De opbouw van een functie ziet er in Google Spreadsheet als volgt uit
Zoals uit de bovenstaande figuur blijkt, staan de argumenten tussen haakjes en zijn ze onderling gescheiden door een puntkomma.
Met dit soort functies kun je op een bepaald celbereik een statistische berekening uitvoeren.
GEMIDDELDE(waarde1;[waarde2;...])
De functie GEMIDDELDE berekent het rekenkundige gemiddelde van de opgegeven argumenten. Met lege cellen, gegevens van het type tekst en logische waarden wordt geen rekening gehouden.

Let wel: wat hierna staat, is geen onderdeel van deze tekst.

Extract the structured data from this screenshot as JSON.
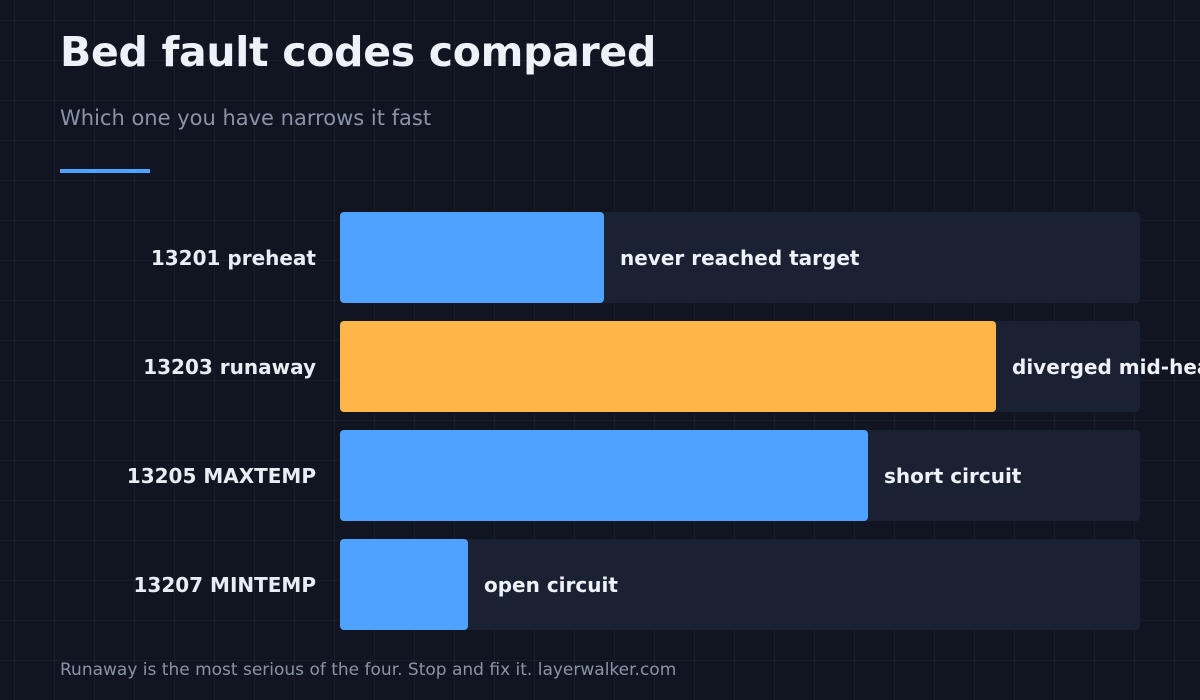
{
  "header": {
    "title": "Bed fault codes compared",
    "subtitle": "Which one you have narrows it fast"
  },
  "colors": {
    "accent": "#4da3ff",
    "highlight": "#ffb547",
    "track": "#1a2133"
  },
  "chart_data": {
    "type": "bar",
    "orientation": "horizontal",
    "title": "Bed fault codes compared",
    "subtitle": "Which one you have narrows it fast",
    "categories": [
      "13201 preheat",
      "13203 runaway",
      "13205 MAXTEMP",
      "13207 MINTEMP"
    ],
    "values": [
      33,
      82,
      66,
      16
    ],
    "bar_labels": [
      "never reached target",
      "diverged mid-heat",
      "short circuit",
      "open circuit"
    ],
    "highlighted": [
      false,
      true,
      false,
      false
    ],
    "xlim": [
      0,
      100
    ],
    "grid": false,
    "legend": "none"
  },
  "footer": {
    "note": "Runaway is the most serious of the four. Stop and fix it. layerwalker.com"
  }
}
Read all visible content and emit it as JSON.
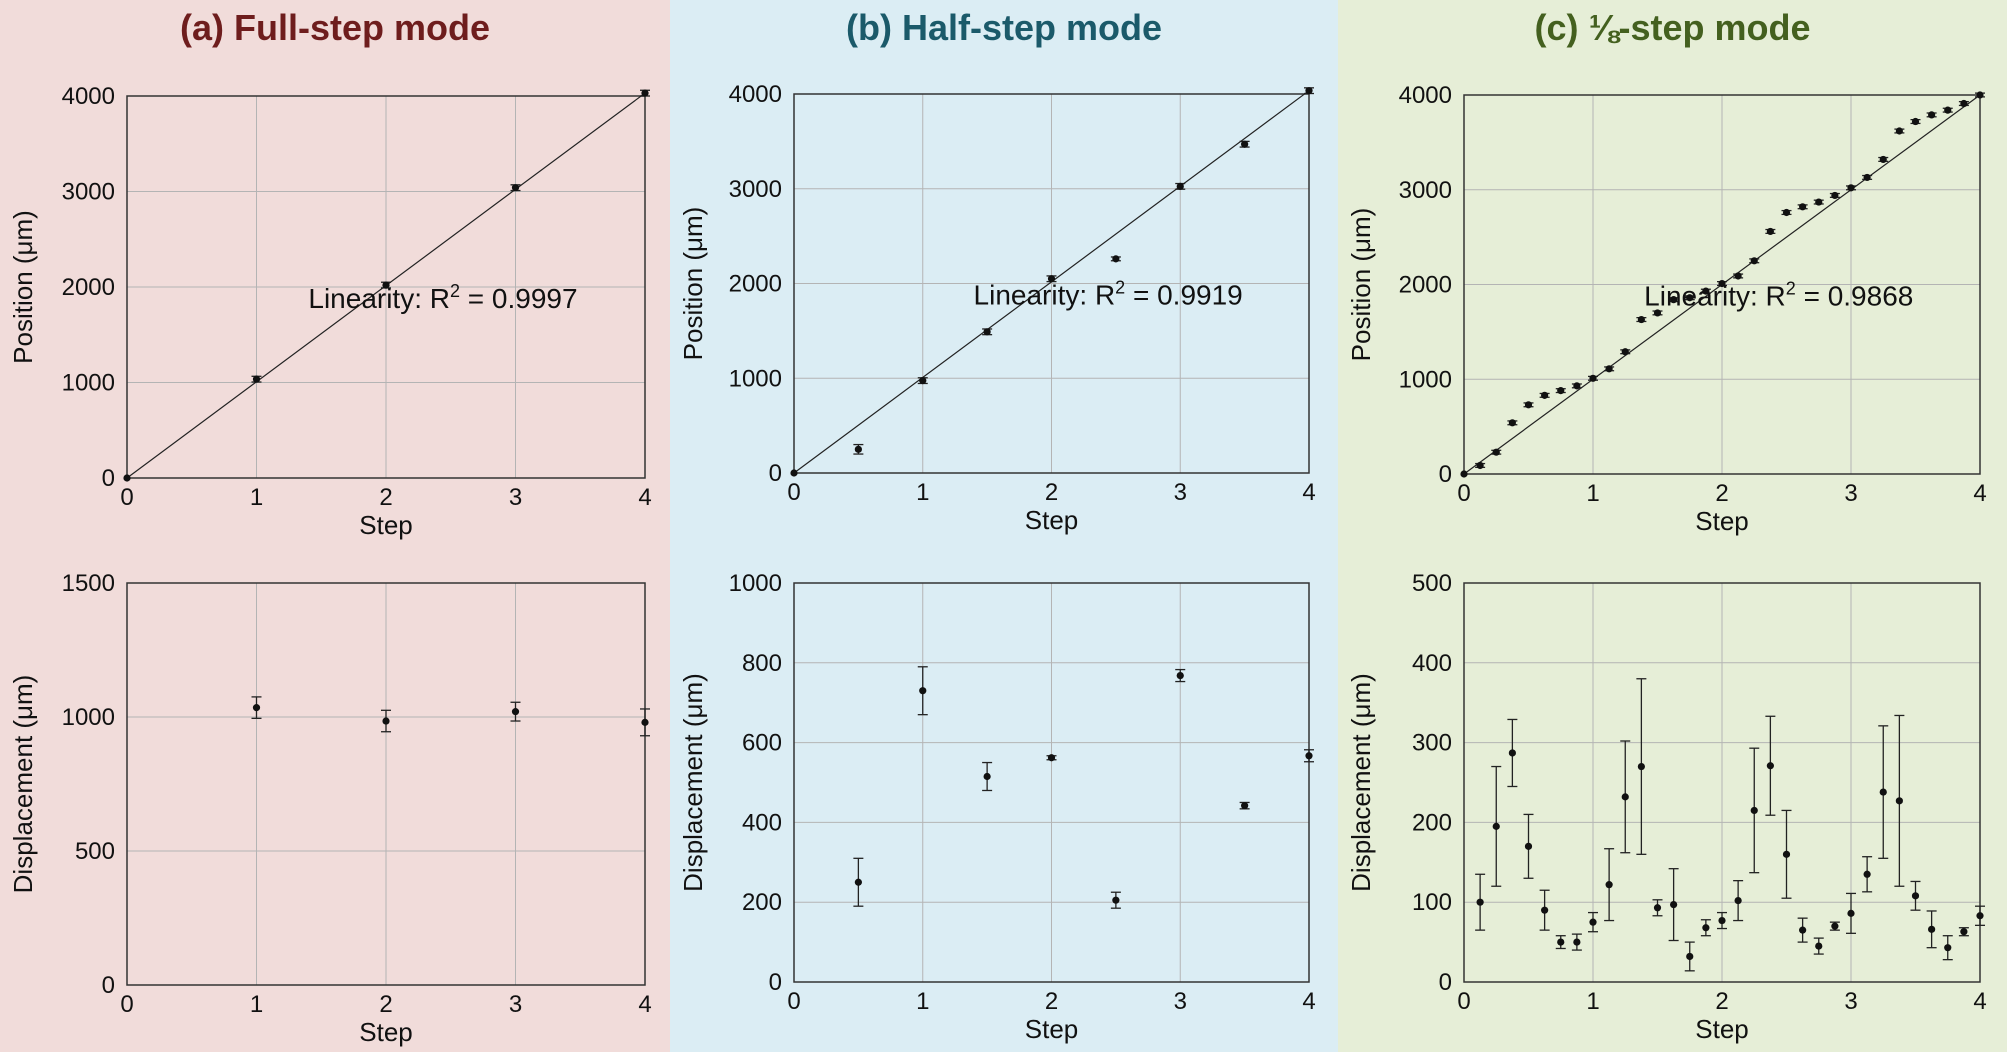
{
  "panels": [
    {
      "title": "(a) Full-step mode",
      "bg": "#f1dcda",
      "title_color": "#6e1d1d",
      "top": {
        "type": "scatter",
        "xlabel": "Step",
        "ylabel": "Position (μm)",
        "xlim": [
          0,
          4
        ],
        "ylim": [
          0,
          4000
        ],
        "xticks": [
          0,
          1,
          2,
          3,
          4
        ],
        "yticks": [
          0,
          1000,
          2000,
          3000,
          4000
        ],
        "x": [
          0,
          1,
          2,
          3,
          4
        ],
        "y": [
          0,
          1035,
          2020,
          3040,
          4030
        ],
        "err": [
          0,
          30,
          30,
          30,
          30
        ],
        "fit": [
          [
            0,
            0
          ],
          [
            4,
            4030
          ]
        ],
        "annotation": {
          "text": "Linearity: R",
          "sup": "2",
          "rest": " = 0.9997"
        }
      },
      "bottom": {
        "type": "scatter",
        "xlabel": "Step",
        "ylabel": "Displacement (μm)",
        "xlim": [
          0,
          4
        ],
        "ylim": [
          0,
          1500
        ],
        "xticks": [
          0,
          1,
          2,
          3,
          4
        ],
        "yticks": [
          0,
          500,
          1000,
          1500
        ],
        "x": [
          1,
          2,
          3,
          4
        ],
        "y": [
          1035,
          985,
          1020,
          980
        ],
        "err": [
          40,
          40,
          35,
          50
        ]
      }
    },
    {
      "title": "(b) Half-step mode",
      "bg": "#dbedf4",
      "title_color": "#1b5a6a",
      "top": {
        "type": "scatter",
        "xlabel": "Step",
        "ylabel": "Position (μm)",
        "xlim": [
          0,
          4
        ],
        "ylim": [
          0,
          4000
        ],
        "xticks": [
          0,
          1,
          2,
          3,
          4
        ],
        "yticks": [
          0,
          1000,
          2000,
          3000,
          4000
        ],
        "x": [
          0,
          0.5,
          1,
          1.5,
          2,
          2.5,
          3,
          3.5,
          4
        ],
        "y": [
          0,
          250,
          975,
          1490,
          2050,
          2260,
          3025,
          3470,
          4035
        ],
        "err": [
          0,
          50,
          30,
          30,
          30,
          20,
          30,
          30,
          30
        ],
        "fit": [
          [
            0,
            0
          ],
          [
            4,
            4035
          ]
        ],
        "annotation": {
          "text": "Linearity: R",
          "sup": "2",
          "rest": " = 0.9919"
        }
      },
      "bottom": {
        "type": "scatter",
        "xlabel": "Step",
        "ylabel": "Displacement (μm)",
        "xlim": [
          0,
          4
        ],
        "ylim": [
          0,
          1000
        ],
        "xticks": [
          0,
          1,
          2,
          3,
          4
        ],
        "yticks": [
          0,
          200,
          400,
          600,
          800,
          1000
        ],
        "x": [
          0.5,
          1,
          1.5,
          2,
          2.5,
          3,
          3.5,
          4
        ],
        "y": [
          250,
          730,
          515,
          562,
          205,
          768,
          442,
          567
        ],
        "err": [
          60,
          60,
          35,
          5,
          20,
          15,
          8,
          15
        ]
      }
    },
    {
      "title": "(c) ⅛-step mode",
      "bg": "#e6eed7",
      "title_color": "#44601f",
      "top": {
        "type": "scatter",
        "xlabel": "Step",
        "ylabel": "Position (μm)",
        "xlim": [
          0,
          4
        ],
        "ylim": [
          0,
          4000
        ],
        "xticks": [
          0,
          1,
          2,
          3,
          4
        ],
        "yticks": [
          0,
          1000,
          2000,
          3000,
          4000
        ],
        "x": [
          0,
          0.125,
          0.25,
          0.375,
          0.5,
          0.625,
          0.75,
          0.875,
          1,
          1.125,
          1.25,
          1.375,
          1.5,
          1.625,
          1.75,
          1.875,
          2,
          2.125,
          2.25,
          2.375,
          2.5,
          2.625,
          2.75,
          2.875,
          3,
          3.125,
          3.25,
          3.375,
          3.5,
          3.625,
          3.75,
          3.875,
          4
        ],
        "y": [
          0,
          90,
          230,
          540,
          730,
          830,
          880,
          930,
          1010,
          1110,
          1290,
          1630,
          1700,
          1840,
          1860,
          1930,
          2010,
          2090,
          2250,
          2560,
          2760,
          2820,
          2870,
          2940,
          3020,
          3130,
          3320,
          3620,
          3720,
          3790,
          3840,
          3910,
          4000
        ],
        "err": [
          0,
          20,
          20,
          20,
          20,
          20,
          20,
          20,
          20,
          20,
          20,
          20,
          20,
          20,
          20,
          20,
          20,
          20,
          20,
          20,
          20,
          20,
          20,
          20,
          20,
          20,
          20,
          20,
          20,
          20,
          20,
          20,
          20
        ],
        "fit": [
          [
            0,
            0
          ],
          [
            4,
            4000
          ]
        ],
        "annotation": {
          "text": "Linearity: R",
          "sup": "2",
          "rest": " = 0.9868"
        }
      },
      "bottom": {
        "type": "scatter",
        "xlabel": "Step",
        "ylabel": "Displacement (μm)",
        "xlim": [
          0,
          4
        ],
        "ylim": [
          0,
          500
        ],
        "xticks": [
          0,
          1,
          2,
          3,
          4
        ],
        "yticks": [
          0,
          100,
          200,
          300,
          400,
          500
        ],
        "x": [
          0.125,
          0.25,
          0.375,
          0.5,
          0.625,
          0.75,
          0.875,
          1,
          1.125,
          1.25,
          1.375,
          1.5,
          1.625,
          1.75,
          1.875,
          2,
          2.125,
          2.25,
          2.375,
          2.5,
          2.625,
          2.75,
          2.875,
          3,
          3.125,
          3.25,
          3.375,
          3.5,
          3.625,
          3.75,
          3.875,
          4
        ],
        "y": [
          100,
          195,
          287,
          170,
          90,
          50,
          50,
          75,
          122,
          232,
          270,
          93,
          97,
          32,
          68,
          77,
          102,
          215,
          271,
          160,
          65,
          45,
          70,
          86,
          135,
          238,
          227,
          108,
          66,
          43,
          63,
          83
        ],
        "err": [
          35,
          75,
          42,
          40,
          25,
          8,
          10,
          12,
          45,
          70,
          110,
          10,
          45,
          18,
          10,
          10,
          25,
          78,
          62,
          55,
          15,
          10,
          5,
          25,
          22,
          83,
          107,
          18,
          23,
          15,
          5,
          12
        ]
      }
    }
  ]
}
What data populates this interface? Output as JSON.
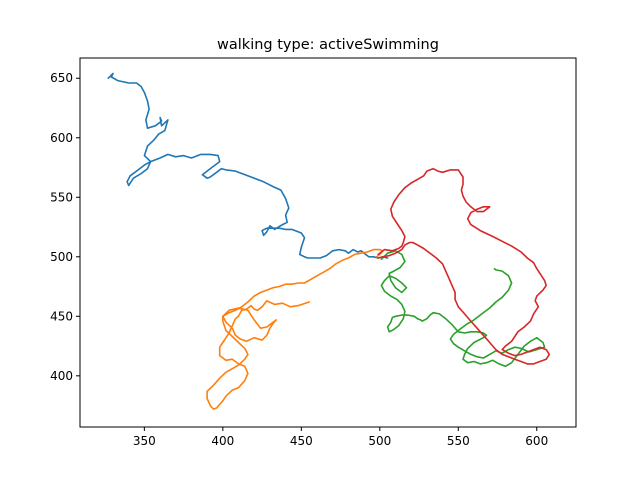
{
  "chart_data": {
    "type": "line",
    "title": "walking type: activeSwimming",
    "xlabel": "",
    "ylabel": "",
    "xlim": [
      309,
      625
    ],
    "ylim": [
      357,
      667
    ],
    "xticks": [
      350,
      400,
      450,
      500,
      550,
      600
    ],
    "yticks": [
      400,
      450,
      500,
      550,
      600,
      650
    ],
    "grid": false,
    "series": [
      {
        "color": "#1f77b4",
        "x": [
          327,
          330,
          329,
          333,
          340,
          345,
          348,
          350,
          352,
          353,
          351,
          352,
          357,
          361,
          360,
          361,
          365,
          363,
          359,
          356,
          352,
          350,
          354,
          352,
          348,
          343,
          340,
          339,
          341,
          345,
          350,
          354,
          360,
          365,
          370,
          375,
          380,
          386,
          392,
          397,
          398,
          393,
          387,
          390,
          392,
          396,
          399,
          402,
          408,
          412,
          418,
          426,
          432,
          437,
          440,
          442,
          440,
          441,
          438,
          433,
          430,
          428,
          426,
          425,
          428,
          432,
          436,
          440,
          444,
          450,
          452,
          450,
          449,
          452,
          454,
          456,
          458,
          462,
          466,
          470,
          474,
          478,
          480,
          483,
          486,
          488,
          490,
          493,
          496,
          499,
          502,
          505
        ],
        "y": [
          650,
          654,
          651,
          648,
          646,
          646,
          643,
          638,
          631,
          624,
          615,
          608,
          610,
          614,
          617,
          610,
          615,
          606,
          603,
          598,
          593,
          585,
          580,
          574,
          570,
          566,
          560,
          563,
          568,
          572,
          577,
          580,
          583,
          586,
          584,
          585,
          583,
          586,
          586,
          585,
          580,
          575,
          569,
          566,
          567,
          571,
          574,
          573,
          572,
          570,
          567,
          563,
          559,
          556,
          549,
          541,
          535,
          529,
          527,
          523,
          526,
          521,
          518,
          522,
          524,
          524,
          524,
          523,
          523,
          520,
          516,
          508,
          502,
          500,
          499,
          499,
          499,
          499,
          501,
          505,
          506,
          505,
          503,
          506,
          504,
          505,
          503,
          500,
          500,
          499,
          500,
          499
        ]
      },
      {
        "color": "#ff7f0e",
        "x": [
          455,
          448,
          443,
          438,
          433,
          428,
          425,
          422,
          420,
          418,
          415,
          412,
          410,
          408,
          406,
          404,
          402,
          400,
          398,
          398,
          402,
          406,
          410,
          414,
          416,
          414,
          410,
          406,
          402,
          400,
          398,
          396,
          394,
          392,
          390,
          390,
          394,
          398,
          402,
          406,
          410,
          414,
          416,
          414,
          410,
          406,
          402,
          400,
          400,
          404,
          410,
          416,
          420,
          424,
          428,
          430,
          434,
          432,
          430,
          428,
          425,
          420,
          415,
          411,
          408,
          406,
          402,
          400,
          404,
          408,
          412,
          416,
          420,
          424,
          428,
          432,
          436,
          440,
          444,
          448,
          452,
          456,
          460,
          464,
          468,
          472,
          476,
          480,
          484,
          488,
          492,
          496,
          500,
          502,
          500,
          498
        ],
        "y": [
          462,
          459,
          458,
          461,
          460,
          463,
          458,
          455,
          456,
          459,
          456,
          455,
          450,
          448,
          442,
          436,
          432,
          428,
          424,
          417,
          413,
          414,
          410,
          408,
          402,
          396,
          390,
          388,
          383,
          379,
          376,
          373,
          372,
          375,
          381,
          387,
          392,
          398,
          403,
          406,
          409,
          414,
          418,
          423,
          428,
          433,
          438,
          446,
          450,
          455,
          457,
          455,
          447,
          440,
          441,
          443,
          447,
          444,
          440,
          434,
          430,
          432,
          429,
          431,
          434,
          440,
          445,
          450,
          453,
          455,
          458,
          462,
          467,
          470,
          472,
          474,
          475,
          477,
          477,
          478,
          478,
          481,
          484,
          487,
          490,
          494,
          497,
          499,
          502,
          503,
          504,
          506,
          506,
          505,
          502,
          500
        ]
      },
      {
        "color": "#2ca02c",
        "x": [
          501,
          505,
          510,
          514,
          516,
          513,
          509,
          506,
          507,
          510,
          514,
          517,
          514,
          510,
          506,
          503,
          501,
          503,
          507,
          511,
          514,
          516,
          515,
          512,
          509,
          506,
          505,
          507,
          508,
          510,
          514,
          518,
          522,
          524,
          526,
          527,
          530,
          532,
          534,
          538,
          542,
          546,
          550,
          554,
          558,
          562,
          566,
          568,
          566,
          560,
          556,
          554,
          553,
          556,
          560,
          564,
          568,
          572,
          576,
          580,
          584,
          588,
          592,
          596,
          600,
          604,
          605,
          600,
          595,
          590,
          586,
          582,
          578,
          574,
          570,
          566,
          562,
          558,
          554,
          550,
          547,
          545,
          547,
          551,
          555,
          560,
          565,
          570,
          574,
          578,
          582,
          584,
          582,
          578,
          574,
          573
        ],
        "y": [
          498,
          503,
          505,
          502,
          496,
          491,
          488,
          486,
          480,
          474,
          470,
          474,
          478,
          482,
          484,
          480,
          476,
          471,
          467,
          464,
          460,
          454,
          448,
          442,
          439,
          437,
          441,
          445,
          449,
          450,
          451,
          451,
          450,
          448,
          447,
          446,
          448,
          451,
          453,
          452,
          448,
          443,
          437,
          436,
          437,
          437,
          436,
          434,
          432,
          428,
          423,
          418,
          414,
          411,
          412,
          410,
          411,
          413,
          410,
          408,
          411,
          418,
          425,
          429,
          432,
          428,
          424,
          422,
          420,
          423,
          424,
          422,
          419,
          421,
          418,
          415,
          416,
          418,
          421,
          424,
          427,
          431,
          435,
          439,
          443,
          447,
          452,
          457,
          462,
          466,
          472,
          478,
          484,
          488,
          489,
          490
        ]
      },
      {
        "color": "#d62728",
        "x": [
          499,
          503,
          508,
          512,
          514,
          515,
          516,
          514,
          511,
          508,
          507,
          509,
          512,
          516,
          520,
          524,
          528,
          530,
          532,
          534,
          537,
          540,
          545,
          550,
          553,
          553,
          552,
          553,
          555,
          558,
          562,
          566,
          568,
          570,
          566,
          562,
          558,
          556,
          558,
          564,
          572,
          578,
          584,
          590,
          594,
          598,
          600,
          603,
          605,
          606,
          604,
          600,
          599,
          601,
          598,
          596,
          592,
          588,
          586,
          584,
          580,
          578,
          582,
          586,
          590,
          594,
          598,
          602,
          606,
          608,
          606,
          602,
          598,
          594,
          590,
          586,
          582,
          578,
          574,
          570,
          566,
          562,
          558,
          554,
          550,
          548,
          548,
          546,
          544,
          542,
          540,
          536,
          532,
          528,
          524,
          521,
          519,
          516,
          514,
          510,
          506,
          502,
          499
        ],
        "y": [
          502,
          506,
          505,
          507,
          509,
          512,
          517,
          522,
          528,
          534,
          540,
          546,
          552,
          558,
          562,
          565,
          568,
          572,
          573,
          574,
          572,
          571,
          573,
          573,
          567,
          561,
          556,
          551,
          546,
          542,
          538,
          538,
          540,
          542,
          542,
          540,
          537,
          532,
          527,
          522,
          517,
          513,
          509,
          504,
          499,
          495,
          490,
          484,
          480,
          476,
          472,
          467,
          463,
          458,
          452,
          446,
          441,
          437,
          433,
          429,
          425,
          422,
          419,
          417,
          418,
          420,
          422,
          424,
          422,
          418,
          414,
          412,
          410,
          410,
          412,
          414,
          416,
          418,
          422,
          428,
          434,
          440,
          446,
          452,
          458,
          464,
          470,
          476,
          482,
          488,
          494,
          499,
          503,
          507,
          510,
          512,
          512,
          510,
          506,
          503,
          501,
          500,
          499
        ]
      }
    ]
  }
}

MIN(waarde1;[waarde2;...])
MAX(waarde1;[waarde2;...])
De functie MAX bepaalt de grootste waarde uit een lijst met argumenten. Met de functie MIN haal je de kleinste waarde uit een lijst met argumenten. Je werkt op de zelfde manier als bij de functie GEMIDDELDE.
AANTAL(waarde1;[waarde2;...])
AANTALARG(waarde1;[waarde2;...])
De functie AANTAL telt het aantal getallen. De functie AANTALARG telt het aantal niet-lege cellen.
ALS(logische-test; waarde-als-waar; waarde-als-onwaar)
De logische functie ALS(logische-test; waarde-als-waar; waarde-als-onwaar) bevat een logische test of voorwaarde. Naargelang die voorwaarde waar of onwaar is, verandert het resultaat.
Als je achteraf een functie wilt wijzigen, kan je dat rechtstreeks in de formulebalk doen. Je selecteert de cel en wijzigt dan de formule.